Platelet-mimicking nanoparticles loaded with diallyl trisulfide for Mitigating Myocardial Ischemia‐Reperfusion Injury in rats

Hydrogen sulfide (H 2 S) shows promise in treating myocardial ischemia-reperfusion injury (MIRI), but the challenge of controlled and sustained release hinders its clinical utility. In this study, we developed a platelet membrane-encapsulated mesoporous silica nanoparticle loaded with the H 2 S donor diallyl trisulfide (PM-MSN-DATS). PM-MSN-DATS demonstrated optimal encapsulation efficiency and drug-loading content. Comprehensive in vitro and in vivo assessments confirmed the biosafety of PM-MSN-DATS. In vitro, PM-MSN-DATS adhered to inflammation-activated endothelial cells and exhibited targeted accumulation in MIRI rat hearts. In vivo experiments revealed significant reductions in reactive oxygen species (ROS) and myocardial fibrosis area, improving cardiac function. Our findings highlight successfully creating a targeted H 2 S delivery system through platelet membrane-coated MSN nanoparticles. This well-designed drug delivery platform holds significant promise for advancing MIRI treatment strategies.
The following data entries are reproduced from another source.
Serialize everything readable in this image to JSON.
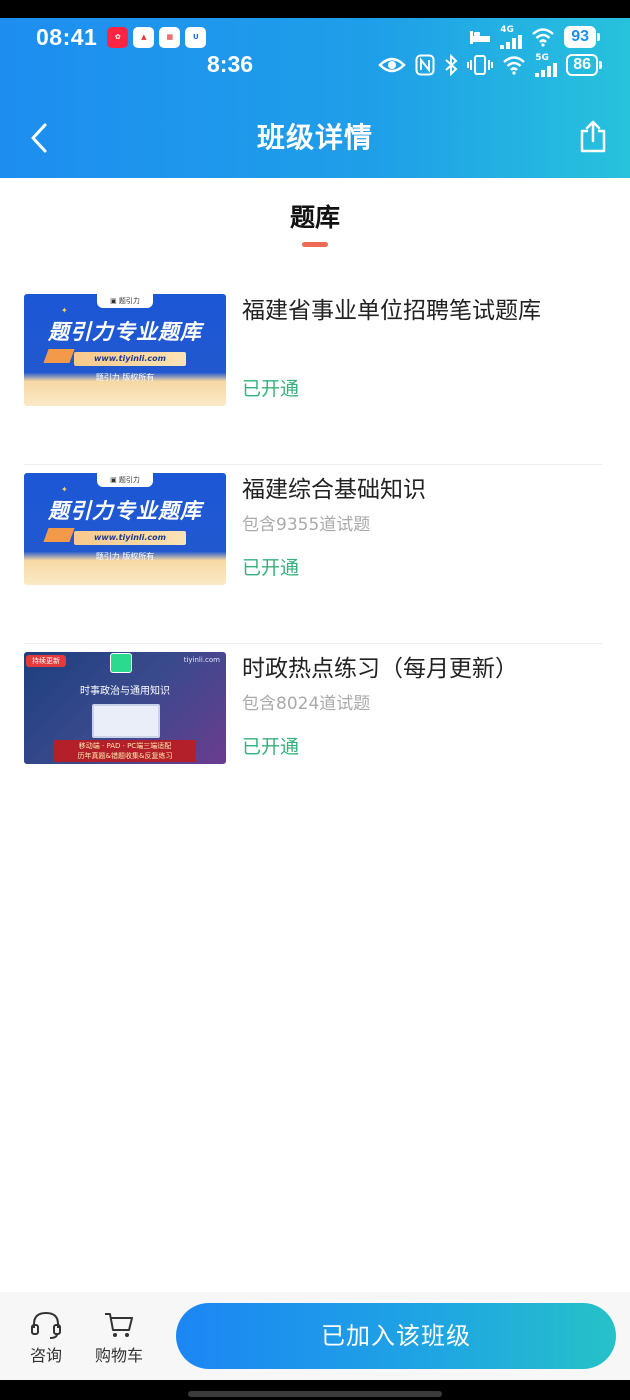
{
  "status_bar_top": {
    "time": "08:41",
    "network": "4G",
    "battery": "93",
    "icons": [
      "app-xiaohongshu-icon",
      "app-red-a-icon",
      "app-qr-icon",
      "app-blue-u-icon",
      "bed-icon",
      "signal-icon",
      "wifi-icon",
      "battery-icon"
    ]
  },
  "status_bar_inner": {
    "time": "8:36",
    "network": "5G",
    "battery": "86",
    "icons": [
      "eye-icon",
      "nfc-icon",
      "bluetooth-icon",
      "vibrate-icon",
      "wifi-icon",
      "signal-icon",
      "battery-icon"
    ]
  },
  "nav": {
    "title": "班级详情",
    "back_icon": "chevron-left-icon",
    "share_icon": "share-icon"
  },
  "tab": {
    "label": "题库"
  },
  "items": [
    {
      "thumb_type": "blue",
      "thumb_title": "题引力专业题库",
      "thumb_url": "www.tiyinli.com",
      "thumb_copy": "题引力 版权所有",
      "title": "福建省事业单位招聘笔试题库",
      "count": "",
      "status": "已开通"
    },
    {
      "thumb_type": "blue",
      "thumb_title": "题引力专业题库",
      "thumb_url": "www.tiyinli.com",
      "thumb_copy": "题引力 版权所有",
      "title": "福建综合基础知识",
      "count": "包含9355道试题",
      "status": "已开通"
    },
    {
      "thumb_type": "dark",
      "thumb_tag": "持续更新",
      "thumb_site": "tiyinli.com",
      "thumb_subtitle": "时事政治与通用知识",
      "thumb_banner_1": "移动端 · PAD · PC端三端适配",
      "thumb_banner_2": "历年真题&错题收集&反复练习",
      "title": "时政热点练习（每月更新）",
      "count": "包含8024道试题",
      "status": "已开通"
    }
  ],
  "bottom": {
    "consult_label": "咨询",
    "consult_icon": "headset-icon",
    "cart_label": "购物车",
    "cart_icon": "cart-icon",
    "join_label": "已加入该班级"
  },
  "colors": {
    "header_gradient_start": "#1d8ef0",
    "header_gradient_end": "#27c2dc",
    "status_green": "#34b27d",
    "tab_indicator": "#ee6a55"
  }
}
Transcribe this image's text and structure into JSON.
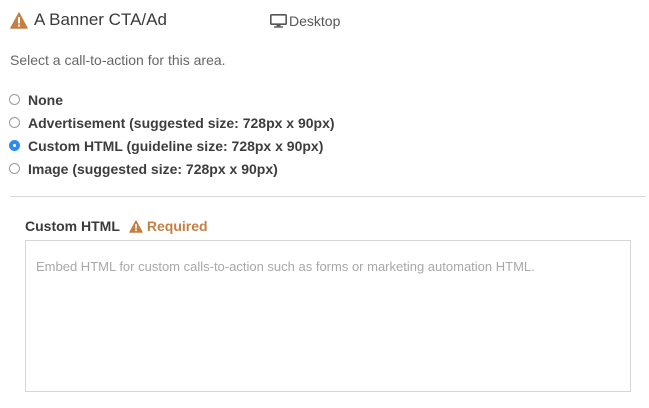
{
  "header": {
    "title": "A Banner CTA/Ad",
    "device_label": "Desktop",
    "warning_icon": "warning-triangle-icon",
    "device_icon": "monitor-icon"
  },
  "description": "Select a call-to-action for this area.",
  "options": [
    {
      "label": "None",
      "checked": false
    },
    {
      "label": "Advertisement (suggested size: 728px x 90px)",
      "checked": false
    },
    {
      "label": "Custom HTML (guideline size: 728px x 90px)",
      "checked": true
    },
    {
      "label": "Image (suggested size: 728px x 90px)",
      "checked": false
    }
  ],
  "custom_html": {
    "label": "Custom HTML",
    "required_label": "Required",
    "value": "",
    "placeholder": "Embed HTML for custom calls-to-action such as forms or marketing automation HTML."
  },
  "colors": {
    "warning": "#c48043",
    "radio_selected": "#2f8bf0"
  }
}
Schematic illustration of biomimetic nanoparticles for targeted delivery of DATS and localized release of H 2 S to attenuate MIRI. • Hydrogen sulfide has displayed promising therapeutic potential in addressing myocardial ischemia-reperfusion injury. • The controlled and sustained release of hydrogen sulfide remains a critical challenge. • Platelet membrane-coated mesoporous silica nanoparticles loaded with the diallyl trisulfide were successfully developed. • These nanoparticles can selectively aggregate and release hydrogen sulfide in the locally damaged myocardium. • Our study provided a novel targeted delivery strategy for gas therapy in myocardial ischemia-reperfusion injury.